Friday, March 19, 2010

True Cost of ObamaCare

A lot more than the 940 billion Obama and Pelosi have been saying.

To see the bill’s true first-decade costs, we need to start the clock when the costs would actually start in any meaningful way: in 2014. The CBO says that Obamacare would cost $2.0 trillion in the bill’s real first decade (from 2014 to 2023) — and much more in the decades to come.

But $2.0 trillion wouldn’t be the total ten-year costs. Instead, that would merely be the “gross cost of coverage provisions.” Based on earlier incarnations of the proposed overhaul, the total costs would be about a third higher (the exact number can’t be gleaned from the CBO’s analysis, which is only preliminary and is not a full scoring) — making the total price-tag between $2.5 and $3 trillion over the bill’s real first decade.

How would we pay for all of this?
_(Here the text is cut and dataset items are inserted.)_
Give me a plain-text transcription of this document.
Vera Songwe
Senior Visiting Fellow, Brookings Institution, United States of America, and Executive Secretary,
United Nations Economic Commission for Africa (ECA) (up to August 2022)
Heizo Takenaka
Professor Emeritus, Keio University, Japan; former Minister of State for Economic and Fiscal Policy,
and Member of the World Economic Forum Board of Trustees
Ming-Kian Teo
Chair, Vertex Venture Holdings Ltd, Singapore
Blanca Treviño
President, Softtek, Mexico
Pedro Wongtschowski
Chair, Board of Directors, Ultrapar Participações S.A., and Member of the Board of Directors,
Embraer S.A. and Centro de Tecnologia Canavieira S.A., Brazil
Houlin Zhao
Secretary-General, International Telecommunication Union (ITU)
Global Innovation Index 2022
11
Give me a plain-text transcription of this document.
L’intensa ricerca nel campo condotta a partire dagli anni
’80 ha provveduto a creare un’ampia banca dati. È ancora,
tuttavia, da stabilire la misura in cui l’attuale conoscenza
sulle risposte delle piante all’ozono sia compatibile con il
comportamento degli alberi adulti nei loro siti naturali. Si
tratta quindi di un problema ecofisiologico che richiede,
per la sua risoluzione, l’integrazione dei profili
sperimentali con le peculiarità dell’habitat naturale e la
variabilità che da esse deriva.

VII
According to the CBO, by diverting $1.1 trillion away from already barely-solvent Medicare and spending it on Obamacare, and by increasing taxes on the American people by over $1 trillion. Among the Medicare cuts would be cuts of $25,000 in Medicare Advantage benefits per enrollee — up from $21,000 in the previous scoring. To be clear, those living in South Florida wouldn’t have to worry about this, as the newly politicized nature of health care would cause them to be exempted. These cuts would affect only less-fortunate seniors, namely those living in just about any other part of the country.
They lie to us about everything else. Why would we expect any less from them now?